No fundo, o carro é um devorador de espaço urbano. Assim como um aeroporto é grande e “pouco humano”, pois é feito, primeiramente, para receber aviões — o avião é a “escala base” do aeroporto —, uma cidade feita sobre a escala do carro torna-se invariavelmente espalhada, pois a infraestrutura para o carro ocupa muito espaço.

Isso nos leva ao próximo ponto do nosso ciclo, “Automobile-oriented transport-planning”. O planejamento do sistema de mobilidade torna-se monomodal. A partir do momento que uma cidade incentiva/subsidia, direta ou indiretamente, o automóvel e marginaliza os outros meios de transporte, ela passa à população uma mensagem subliminar: usem o carro, pois os outros meios de transporte não servem. Assim, o ciclo se fecha. Voltamos ao início, com o “Increase of car traffic”.

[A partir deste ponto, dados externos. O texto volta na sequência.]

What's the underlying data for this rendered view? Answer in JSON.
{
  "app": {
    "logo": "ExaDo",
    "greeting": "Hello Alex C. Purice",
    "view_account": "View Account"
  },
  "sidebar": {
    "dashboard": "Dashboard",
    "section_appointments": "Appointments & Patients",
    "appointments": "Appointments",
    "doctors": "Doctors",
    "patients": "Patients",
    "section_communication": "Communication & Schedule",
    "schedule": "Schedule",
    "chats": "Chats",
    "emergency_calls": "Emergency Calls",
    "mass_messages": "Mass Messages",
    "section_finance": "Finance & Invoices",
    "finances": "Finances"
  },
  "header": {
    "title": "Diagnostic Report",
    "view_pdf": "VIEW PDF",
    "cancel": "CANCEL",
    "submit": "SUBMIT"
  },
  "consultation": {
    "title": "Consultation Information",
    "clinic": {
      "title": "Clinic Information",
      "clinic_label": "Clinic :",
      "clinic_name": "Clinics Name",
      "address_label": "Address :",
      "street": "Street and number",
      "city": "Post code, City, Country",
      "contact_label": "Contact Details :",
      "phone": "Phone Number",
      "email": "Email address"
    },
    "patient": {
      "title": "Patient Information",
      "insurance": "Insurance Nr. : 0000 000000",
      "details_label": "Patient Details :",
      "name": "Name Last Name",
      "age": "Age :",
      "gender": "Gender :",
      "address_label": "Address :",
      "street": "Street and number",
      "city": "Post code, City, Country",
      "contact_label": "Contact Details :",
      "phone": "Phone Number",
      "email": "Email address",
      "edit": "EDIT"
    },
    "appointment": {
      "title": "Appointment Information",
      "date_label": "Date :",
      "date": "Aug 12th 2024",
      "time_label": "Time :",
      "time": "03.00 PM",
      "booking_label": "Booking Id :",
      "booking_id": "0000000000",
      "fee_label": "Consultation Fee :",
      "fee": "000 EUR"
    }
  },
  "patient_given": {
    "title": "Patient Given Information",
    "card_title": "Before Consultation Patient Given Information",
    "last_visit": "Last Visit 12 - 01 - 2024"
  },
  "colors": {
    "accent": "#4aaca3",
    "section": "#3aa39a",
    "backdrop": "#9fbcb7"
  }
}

Há, ainda, um sub-ciclo atuando no nosso ponto inicial: o ciclo da demanda induzida. A demanda induzida, conceito baseado no Paradoxo de Braess (similar ao de Jevons), nos diz que, com o aumento do tráfego automóvel, há um aumento no congestionamento que, por sua vez, justifica investimentos em infraestrutura viária que, por sua vez, diminuem os tempos de viagem a curto prazo, mas, a longo prazo, promovem ainda mais o uso do carro!

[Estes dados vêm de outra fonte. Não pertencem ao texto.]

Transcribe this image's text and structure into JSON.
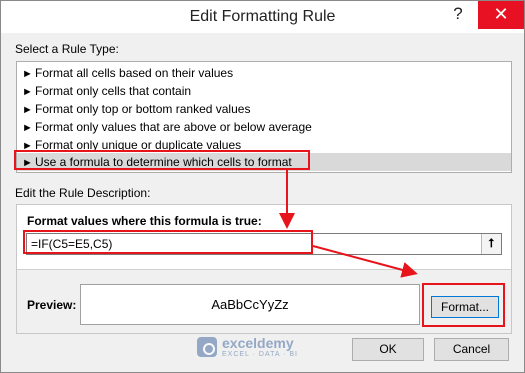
{
  "dialog": {
    "title": "Edit Formatting Rule",
    "help_glyph": "?",
    "close_glyph": "✕"
  },
  "rule_type": {
    "label": "Select a Rule Type:",
    "items": [
      {
        "label": "Format all cells based on their values"
      },
      {
        "label": "Format only cells that contain"
      },
      {
        "label": "Format only top or bottom ranked values"
      },
      {
        "label": "Format only values that are above or below average"
      },
      {
        "label": "Format only unique or duplicate values"
      },
      {
        "label": "Use a formula to determine which cells to format",
        "selected": true
      }
    ],
    "item_arrow": "►"
  },
  "description": {
    "label": "Edit the Rule Description:",
    "formula_label": "Format values where this formula is true:",
    "formula_value": "=IF(C5=E5,C5)",
    "collapse_glyph": "⭡",
    "preview_label": "Preview:",
    "preview_text": "AaBbCcYyZz",
    "format_button": "Format..."
  },
  "buttons": {
    "ok": "OK",
    "cancel": "Cancel"
  },
  "watermark": {
    "name": "exceldemy",
    "tagline": "EXCEL · DATA · BI"
  },
  "colors": {
    "accent_red": "#e8141b",
    "close_red": "#e81123",
    "selected_row": "#d9d9d9"
  }
}
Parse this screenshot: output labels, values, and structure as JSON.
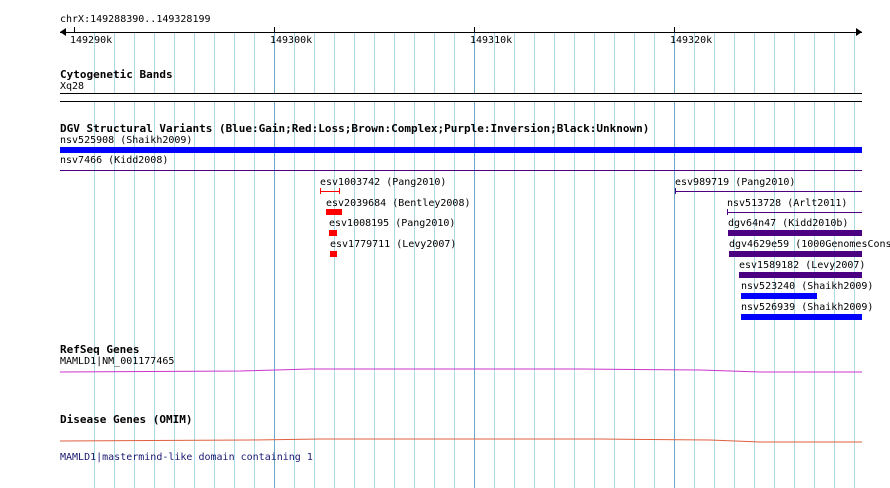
{
  "ruler": {
    "coords": "chrX:149288390..149328199",
    "ticks": [
      "149290k",
      "149300k",
      "149310k",
      "149320k"
    ]
  },
  "tracks": {
    "cyto": {
      "title": "Cytogenetic Bands",
      "band": "Xq28"
    },
    "dgv": {
      "title": "DGV Structural Variants (Blue:Gain;Red:Loss;Brown:Complex;Purple:Inversion;Black:Unknown)",
      "features": {
        "nsv525908": "nsv525908 (Shaikh2009)",
        "nsv7466": "nsv7466 (Kidd2008)",
        "esv1003742": "esv1003742 (Pang2010)",
        "esv2039684": "esv2039684 (Bentley2008)",
        "esv1008195": "esv1008195 (Pang2010)",
        "esv1779711": "esv1779711 (Levy2007)",
        "esv989719": "esv989719 (Pang2010)",
        "nsv513728": "nsv513728 (Arlt2011)",
        "dgv64n47": "dgv64n47 (Kidd2010b)",
        "dgv4629e59": "dgv4629e59 (1000GenomesCons",
        "esv1589182": "esv1589182 (Levy2007)",
        "nsv523240": "nsv523240 (Shaikh2009)",
        "nsv526939": "nsv526939 (Shaikh2009)"
      }
    },
    "refseq": {
      "title": "RefSeq Genes",
      "gene": "MAMLD1|NM_001177465"
    },
    "omim": {
      "title": "Disease Genes (OMIM)",
      "gene": "MAMLD1|mastermind-like domain containing 1"
    }
  },
  "colors": {
    "grid": "#add8e6",
    "gain": "#0000ff",
    "loss": "#ff0000",
    "inversion": "#4b0082",
    "nav": "#191970",
    "refseq": "#cc33cc",
    "omim": "#e06040"
  }
}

Mas, é possível quebrar este ciclo vicioso? Claro que sim, e muitas cidades já conseguiram! Nós podemos falar de exemplos clássicos, como Amsterdã que, em 1970, era diariamente invadida por automóveis, congestionando a cidade. Ou de Londres com o seu sistema de pedágio urbano combinado com uma rede excelente de transporte público. Ou mesmo de Pontevedra, uma pequena cidade na Galiza, Espanha, que baniu os carros do centro histórico há 23 anos atrás!

Ou de exemplos mais recentes, como Lisboa, Portugal: em 10 anos, o uso da bicicleta como meio de transporte cresceu 500%, com maior ênfase onde foram feitas ciclovias. Build it and they will come, am I right?

Bem-vindos à minha coluna!

Nesta coluna quinzenal, vou falar sobre vários temas ligados à mobilidade urbana e transportes. Quero compartilhar com os leitores experiências de cidades no Brasil e no exterior que apresentam alternativas e soluções para os problemas e desafios no século XXI. As novas tecnologias, a digitalização da mobilidade e a Mobilidade como Serviço (MaaS) serão também abordados neste espaço. Muito obrigado e um abraço!

*Este texto não reflete, necessariamente, a opinião do Caos Planejado.